Creating a bibliography or works cited list is normally the last task for any research paper and predictably the most dreaded.  These days tackling the enigmatic style guides (namely APA, MLA, and Turabian) for the correct citation format is made easier (through database generated citations, web-based citation builders & Word 2007) for most types of works.  But you can't ditch the style guides entirely...since so many works can have challenging exceptions, such as, multiple publication dates, places of publications or even publishers -- which the style guides will answer.

Citation Style Guide (Library Research Guide)

The library has created a guide for the basic citation formats that you will encounter for APA, MLA and Turabian.

Web-based Citation Creaters

The Citation Machine -- choose APA or MLA, choose from print or nonprint, enter your information and submit.

The Citation Builder -- This is an interesting utility. It generates both a citation for MLA & APA from the same information so that you can compare them.

KnightCite -- by far, my favorite of the "free versions". Select your style (MLA, APA or Turabian), the source type (print/electronic) & the resource (book, article, etc.) and submit.

EasyBib -- an automatic bibliography & citation maker for MLA only (free).  You can search for books using the ISBN (how cool is that?) and export the bibliography (Works Cited) to Word.  For APA you have to upgrade to MyBib Pro for an annual fee.

BibMe -- while this site requires free registration, it offers citation help for books, magazines, newspapers, websites, journals, film, and other (from interview to encyclopedia).  Some interesting features include autofill mode (book, magazine, newspaper, journal, and film) and manual entry mode, a Suggested Further Reading (based upon books in your bibliography), and you can save as many bibliographies as you need.   Supports APA, MLA, Turabian and Chicago formats.

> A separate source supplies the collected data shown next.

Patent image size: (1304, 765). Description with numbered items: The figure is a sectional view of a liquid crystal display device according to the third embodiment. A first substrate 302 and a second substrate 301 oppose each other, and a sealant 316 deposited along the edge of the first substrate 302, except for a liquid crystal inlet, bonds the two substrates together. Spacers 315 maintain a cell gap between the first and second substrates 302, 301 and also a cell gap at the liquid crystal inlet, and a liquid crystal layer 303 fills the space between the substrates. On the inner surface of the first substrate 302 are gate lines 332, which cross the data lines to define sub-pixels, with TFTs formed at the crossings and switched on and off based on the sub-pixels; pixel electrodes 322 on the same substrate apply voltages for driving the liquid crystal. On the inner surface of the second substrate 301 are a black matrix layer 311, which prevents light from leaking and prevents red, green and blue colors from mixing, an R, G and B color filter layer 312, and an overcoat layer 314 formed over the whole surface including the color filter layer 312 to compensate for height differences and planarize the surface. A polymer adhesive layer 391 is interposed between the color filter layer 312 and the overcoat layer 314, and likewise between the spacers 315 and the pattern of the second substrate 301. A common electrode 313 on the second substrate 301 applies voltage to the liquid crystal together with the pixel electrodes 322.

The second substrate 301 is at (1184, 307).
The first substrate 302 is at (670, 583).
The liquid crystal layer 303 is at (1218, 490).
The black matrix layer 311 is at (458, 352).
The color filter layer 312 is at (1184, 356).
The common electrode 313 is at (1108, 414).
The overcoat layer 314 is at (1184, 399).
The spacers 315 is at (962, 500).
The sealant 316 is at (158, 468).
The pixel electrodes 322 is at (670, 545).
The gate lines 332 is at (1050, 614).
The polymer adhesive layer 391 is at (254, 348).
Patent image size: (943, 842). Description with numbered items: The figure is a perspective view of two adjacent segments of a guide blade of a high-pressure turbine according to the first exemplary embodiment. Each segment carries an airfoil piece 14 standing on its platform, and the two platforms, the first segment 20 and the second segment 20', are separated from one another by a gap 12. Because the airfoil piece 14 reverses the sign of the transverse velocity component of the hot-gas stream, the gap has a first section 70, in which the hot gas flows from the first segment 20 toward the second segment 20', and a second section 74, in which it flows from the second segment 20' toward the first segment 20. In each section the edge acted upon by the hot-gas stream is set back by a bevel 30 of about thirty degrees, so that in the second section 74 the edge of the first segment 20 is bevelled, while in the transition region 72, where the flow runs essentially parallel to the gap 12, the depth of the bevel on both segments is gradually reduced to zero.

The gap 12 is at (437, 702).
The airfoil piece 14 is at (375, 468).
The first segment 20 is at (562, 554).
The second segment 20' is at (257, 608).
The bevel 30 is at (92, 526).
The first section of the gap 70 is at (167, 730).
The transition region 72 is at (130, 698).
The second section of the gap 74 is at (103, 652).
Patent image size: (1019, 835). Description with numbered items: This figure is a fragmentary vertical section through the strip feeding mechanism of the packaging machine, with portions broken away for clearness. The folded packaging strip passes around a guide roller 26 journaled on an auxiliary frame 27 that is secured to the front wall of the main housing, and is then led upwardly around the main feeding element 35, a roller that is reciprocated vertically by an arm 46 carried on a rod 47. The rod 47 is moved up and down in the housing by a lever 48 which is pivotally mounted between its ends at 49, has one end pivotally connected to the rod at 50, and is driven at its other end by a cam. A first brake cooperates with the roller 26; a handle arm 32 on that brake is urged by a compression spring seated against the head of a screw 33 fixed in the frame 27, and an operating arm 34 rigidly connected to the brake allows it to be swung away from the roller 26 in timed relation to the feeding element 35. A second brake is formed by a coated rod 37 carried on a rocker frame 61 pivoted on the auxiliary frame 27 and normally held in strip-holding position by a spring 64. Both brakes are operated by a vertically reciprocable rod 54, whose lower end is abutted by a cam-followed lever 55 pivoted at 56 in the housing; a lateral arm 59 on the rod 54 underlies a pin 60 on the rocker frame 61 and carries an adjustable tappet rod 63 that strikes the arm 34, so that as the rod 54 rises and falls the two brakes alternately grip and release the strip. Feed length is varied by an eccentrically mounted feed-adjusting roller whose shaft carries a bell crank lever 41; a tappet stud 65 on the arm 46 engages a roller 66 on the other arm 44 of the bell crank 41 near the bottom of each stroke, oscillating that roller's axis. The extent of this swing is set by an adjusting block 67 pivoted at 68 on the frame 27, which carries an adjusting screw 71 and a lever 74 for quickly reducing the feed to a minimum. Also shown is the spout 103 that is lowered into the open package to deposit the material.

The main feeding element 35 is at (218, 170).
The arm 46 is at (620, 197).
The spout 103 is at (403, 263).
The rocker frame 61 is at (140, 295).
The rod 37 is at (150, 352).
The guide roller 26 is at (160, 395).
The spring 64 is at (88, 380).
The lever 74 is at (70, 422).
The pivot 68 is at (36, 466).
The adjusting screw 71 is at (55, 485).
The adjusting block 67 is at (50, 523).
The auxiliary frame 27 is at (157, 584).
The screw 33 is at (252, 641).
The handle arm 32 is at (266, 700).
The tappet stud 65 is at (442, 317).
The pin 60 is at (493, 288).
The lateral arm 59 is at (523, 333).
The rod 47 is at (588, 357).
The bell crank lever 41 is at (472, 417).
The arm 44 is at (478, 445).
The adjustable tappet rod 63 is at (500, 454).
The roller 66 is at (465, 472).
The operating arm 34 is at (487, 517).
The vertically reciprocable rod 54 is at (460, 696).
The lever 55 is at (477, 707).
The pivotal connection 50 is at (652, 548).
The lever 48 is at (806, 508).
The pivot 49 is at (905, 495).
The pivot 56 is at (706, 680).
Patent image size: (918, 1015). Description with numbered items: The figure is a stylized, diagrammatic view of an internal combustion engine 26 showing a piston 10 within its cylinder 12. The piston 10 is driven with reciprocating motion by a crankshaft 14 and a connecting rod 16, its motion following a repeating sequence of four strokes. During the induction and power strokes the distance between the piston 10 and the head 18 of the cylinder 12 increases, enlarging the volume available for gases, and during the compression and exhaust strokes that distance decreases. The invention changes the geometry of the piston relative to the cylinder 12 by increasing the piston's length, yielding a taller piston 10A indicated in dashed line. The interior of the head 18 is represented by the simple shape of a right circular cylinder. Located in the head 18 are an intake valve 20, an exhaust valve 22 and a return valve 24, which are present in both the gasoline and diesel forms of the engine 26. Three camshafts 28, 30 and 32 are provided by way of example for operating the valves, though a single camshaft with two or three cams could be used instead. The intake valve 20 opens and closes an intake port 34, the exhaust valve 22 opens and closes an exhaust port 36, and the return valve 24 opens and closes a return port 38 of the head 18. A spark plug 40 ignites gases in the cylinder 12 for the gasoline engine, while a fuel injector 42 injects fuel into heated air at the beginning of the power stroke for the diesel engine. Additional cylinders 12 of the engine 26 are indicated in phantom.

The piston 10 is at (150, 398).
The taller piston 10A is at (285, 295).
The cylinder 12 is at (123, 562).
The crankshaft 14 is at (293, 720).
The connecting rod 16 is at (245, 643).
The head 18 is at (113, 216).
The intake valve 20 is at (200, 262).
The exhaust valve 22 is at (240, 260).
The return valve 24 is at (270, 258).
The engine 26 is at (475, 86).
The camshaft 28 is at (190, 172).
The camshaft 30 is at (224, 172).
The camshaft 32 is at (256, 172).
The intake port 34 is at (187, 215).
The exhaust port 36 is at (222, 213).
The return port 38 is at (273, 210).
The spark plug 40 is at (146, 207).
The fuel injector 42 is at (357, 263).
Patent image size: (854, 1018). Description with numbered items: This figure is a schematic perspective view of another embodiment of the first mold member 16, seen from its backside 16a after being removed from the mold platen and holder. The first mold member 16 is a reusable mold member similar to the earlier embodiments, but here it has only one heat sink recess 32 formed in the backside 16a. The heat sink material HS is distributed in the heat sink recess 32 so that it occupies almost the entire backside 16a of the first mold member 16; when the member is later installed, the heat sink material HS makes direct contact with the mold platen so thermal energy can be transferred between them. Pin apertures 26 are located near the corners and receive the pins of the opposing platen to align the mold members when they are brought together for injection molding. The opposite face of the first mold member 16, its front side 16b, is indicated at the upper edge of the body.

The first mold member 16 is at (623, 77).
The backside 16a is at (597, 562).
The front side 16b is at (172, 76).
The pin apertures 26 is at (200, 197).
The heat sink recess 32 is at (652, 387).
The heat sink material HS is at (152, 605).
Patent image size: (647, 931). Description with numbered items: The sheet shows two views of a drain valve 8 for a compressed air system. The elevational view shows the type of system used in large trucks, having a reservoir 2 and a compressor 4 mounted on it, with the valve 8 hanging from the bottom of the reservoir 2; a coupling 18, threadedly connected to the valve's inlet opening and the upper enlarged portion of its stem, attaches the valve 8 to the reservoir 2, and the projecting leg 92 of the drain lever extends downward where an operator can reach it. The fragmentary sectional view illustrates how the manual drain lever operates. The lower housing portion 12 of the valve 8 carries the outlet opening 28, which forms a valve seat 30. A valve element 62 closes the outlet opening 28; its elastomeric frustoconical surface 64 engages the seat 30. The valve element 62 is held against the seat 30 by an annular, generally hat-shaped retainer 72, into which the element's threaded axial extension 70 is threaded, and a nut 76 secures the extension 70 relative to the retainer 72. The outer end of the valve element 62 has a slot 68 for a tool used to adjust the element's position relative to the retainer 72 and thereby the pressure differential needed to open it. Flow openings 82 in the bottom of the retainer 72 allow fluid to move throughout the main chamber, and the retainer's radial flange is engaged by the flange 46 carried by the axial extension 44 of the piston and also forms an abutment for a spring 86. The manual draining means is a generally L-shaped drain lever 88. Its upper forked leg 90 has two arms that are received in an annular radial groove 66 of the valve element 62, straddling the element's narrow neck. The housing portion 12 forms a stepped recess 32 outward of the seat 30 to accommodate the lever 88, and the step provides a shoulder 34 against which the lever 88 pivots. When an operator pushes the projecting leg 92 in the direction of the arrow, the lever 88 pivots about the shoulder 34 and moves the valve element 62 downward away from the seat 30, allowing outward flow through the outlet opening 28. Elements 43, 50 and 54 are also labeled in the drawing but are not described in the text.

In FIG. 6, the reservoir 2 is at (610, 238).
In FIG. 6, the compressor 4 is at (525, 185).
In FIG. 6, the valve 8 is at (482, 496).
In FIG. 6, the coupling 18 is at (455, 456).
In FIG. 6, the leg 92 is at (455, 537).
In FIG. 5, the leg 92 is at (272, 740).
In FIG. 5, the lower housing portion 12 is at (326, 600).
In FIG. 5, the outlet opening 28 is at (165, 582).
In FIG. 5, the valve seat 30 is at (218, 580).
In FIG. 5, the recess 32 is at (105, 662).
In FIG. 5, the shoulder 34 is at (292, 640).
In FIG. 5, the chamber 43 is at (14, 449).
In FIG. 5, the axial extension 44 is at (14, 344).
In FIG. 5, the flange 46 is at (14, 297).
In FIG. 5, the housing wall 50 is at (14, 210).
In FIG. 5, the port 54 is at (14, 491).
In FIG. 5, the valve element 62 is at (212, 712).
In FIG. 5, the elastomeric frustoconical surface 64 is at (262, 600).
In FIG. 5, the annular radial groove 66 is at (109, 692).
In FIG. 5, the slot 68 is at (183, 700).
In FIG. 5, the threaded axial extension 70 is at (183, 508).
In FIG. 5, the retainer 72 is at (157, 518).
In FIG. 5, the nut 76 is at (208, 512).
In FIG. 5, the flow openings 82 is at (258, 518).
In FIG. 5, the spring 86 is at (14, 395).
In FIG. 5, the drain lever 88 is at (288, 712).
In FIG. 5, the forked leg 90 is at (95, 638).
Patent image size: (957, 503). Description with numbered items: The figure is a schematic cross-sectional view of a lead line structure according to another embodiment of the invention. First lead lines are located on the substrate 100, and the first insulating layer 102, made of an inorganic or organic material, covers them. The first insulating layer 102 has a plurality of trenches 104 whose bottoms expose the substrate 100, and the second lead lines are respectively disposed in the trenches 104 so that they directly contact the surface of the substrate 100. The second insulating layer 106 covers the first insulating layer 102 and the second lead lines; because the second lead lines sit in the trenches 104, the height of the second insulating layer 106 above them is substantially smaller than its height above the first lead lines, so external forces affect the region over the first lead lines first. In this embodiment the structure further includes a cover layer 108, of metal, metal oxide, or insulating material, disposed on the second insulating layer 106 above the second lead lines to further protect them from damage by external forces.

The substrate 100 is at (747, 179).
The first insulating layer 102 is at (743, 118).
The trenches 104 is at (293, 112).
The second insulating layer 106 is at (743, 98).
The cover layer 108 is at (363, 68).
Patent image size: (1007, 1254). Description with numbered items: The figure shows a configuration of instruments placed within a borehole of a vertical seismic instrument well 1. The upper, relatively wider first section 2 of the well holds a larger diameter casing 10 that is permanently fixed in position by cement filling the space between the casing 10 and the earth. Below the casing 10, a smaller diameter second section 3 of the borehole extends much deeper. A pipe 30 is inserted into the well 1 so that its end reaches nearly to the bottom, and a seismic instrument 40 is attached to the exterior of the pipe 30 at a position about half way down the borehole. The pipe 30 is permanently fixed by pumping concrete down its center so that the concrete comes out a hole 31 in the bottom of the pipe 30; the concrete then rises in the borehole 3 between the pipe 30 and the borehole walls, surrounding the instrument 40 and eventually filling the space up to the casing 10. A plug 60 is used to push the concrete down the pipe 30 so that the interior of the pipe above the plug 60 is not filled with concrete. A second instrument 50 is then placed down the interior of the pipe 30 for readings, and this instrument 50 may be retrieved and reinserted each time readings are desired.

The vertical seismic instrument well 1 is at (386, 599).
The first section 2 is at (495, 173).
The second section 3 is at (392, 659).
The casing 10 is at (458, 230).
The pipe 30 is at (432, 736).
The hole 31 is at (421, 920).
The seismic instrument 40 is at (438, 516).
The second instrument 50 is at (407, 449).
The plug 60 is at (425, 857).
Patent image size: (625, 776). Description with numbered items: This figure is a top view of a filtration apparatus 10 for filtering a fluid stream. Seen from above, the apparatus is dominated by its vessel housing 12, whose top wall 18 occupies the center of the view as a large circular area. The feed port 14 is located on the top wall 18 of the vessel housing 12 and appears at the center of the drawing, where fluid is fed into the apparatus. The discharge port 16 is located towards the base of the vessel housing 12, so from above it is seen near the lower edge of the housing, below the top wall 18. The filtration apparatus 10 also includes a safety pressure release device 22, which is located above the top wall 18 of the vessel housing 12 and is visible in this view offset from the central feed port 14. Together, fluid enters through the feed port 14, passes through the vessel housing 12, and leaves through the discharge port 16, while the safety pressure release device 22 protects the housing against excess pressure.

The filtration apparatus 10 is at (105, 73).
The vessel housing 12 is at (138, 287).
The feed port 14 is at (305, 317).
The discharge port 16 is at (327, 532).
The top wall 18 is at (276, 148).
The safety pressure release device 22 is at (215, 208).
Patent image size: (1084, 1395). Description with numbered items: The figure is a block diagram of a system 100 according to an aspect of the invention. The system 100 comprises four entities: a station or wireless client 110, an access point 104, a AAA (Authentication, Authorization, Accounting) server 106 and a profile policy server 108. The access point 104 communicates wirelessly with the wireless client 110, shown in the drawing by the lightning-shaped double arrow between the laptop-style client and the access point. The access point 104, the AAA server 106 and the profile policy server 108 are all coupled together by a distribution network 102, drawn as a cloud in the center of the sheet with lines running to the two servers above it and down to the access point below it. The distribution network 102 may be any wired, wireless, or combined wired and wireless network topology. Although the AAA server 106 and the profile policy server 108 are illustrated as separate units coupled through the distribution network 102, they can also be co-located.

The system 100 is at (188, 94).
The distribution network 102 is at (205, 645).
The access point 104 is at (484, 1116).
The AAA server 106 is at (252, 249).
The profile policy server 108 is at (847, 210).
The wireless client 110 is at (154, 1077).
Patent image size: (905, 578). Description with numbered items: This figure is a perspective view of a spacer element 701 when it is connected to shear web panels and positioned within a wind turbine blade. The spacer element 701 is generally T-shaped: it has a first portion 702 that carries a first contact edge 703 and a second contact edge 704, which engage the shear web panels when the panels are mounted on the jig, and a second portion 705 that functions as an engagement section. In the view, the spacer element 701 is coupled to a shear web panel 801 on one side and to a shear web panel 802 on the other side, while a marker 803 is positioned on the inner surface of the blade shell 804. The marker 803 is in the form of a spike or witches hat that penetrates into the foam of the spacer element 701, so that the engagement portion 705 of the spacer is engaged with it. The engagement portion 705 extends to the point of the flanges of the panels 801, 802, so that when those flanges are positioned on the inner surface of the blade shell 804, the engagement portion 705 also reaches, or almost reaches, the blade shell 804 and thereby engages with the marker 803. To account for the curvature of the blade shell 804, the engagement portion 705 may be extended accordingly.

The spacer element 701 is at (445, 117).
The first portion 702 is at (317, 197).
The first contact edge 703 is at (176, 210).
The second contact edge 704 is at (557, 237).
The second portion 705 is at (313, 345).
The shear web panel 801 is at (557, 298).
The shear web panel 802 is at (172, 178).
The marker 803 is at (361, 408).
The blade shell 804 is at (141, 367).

MyBibPro -- cites sources according to the latest citation guidelines for APA, MLA and Turabian.  MyBibPro offers footnote and parenthetical citation formatting, which can easily be copied and pasted directly into a research paper.  If you frequently use electronic databases like EBSCO, you can export your journal citations into MyBibPro list easily.  OR If you're citing a book, use the ISBN Autocite feature. Just type in the ISBN and MyBibPro will pull the book's bibliographical data to instantly create a citation.  If you have access to the Internet, you can access MyBibPro. There's no download and nothing to install.  Having reviewed many of the citation products out there, the College Librarians suggest this citation builder for its overall usability.   Cost per year is $8.99.

Book citations will generate a book citation for practically every book ever held by a library.  You can search for the work by author, title, or ISBN.  Once you have located the correct publication, click on Cite This.  A screen will open with the book's citation in APA, MLA & Turabian (Humanities).

References (tab) in Word 2007

The latest version of Microsoft Word allows you to create citations, a bibliography and add footnotes or endnotes in APA, MLA or Turabian formats.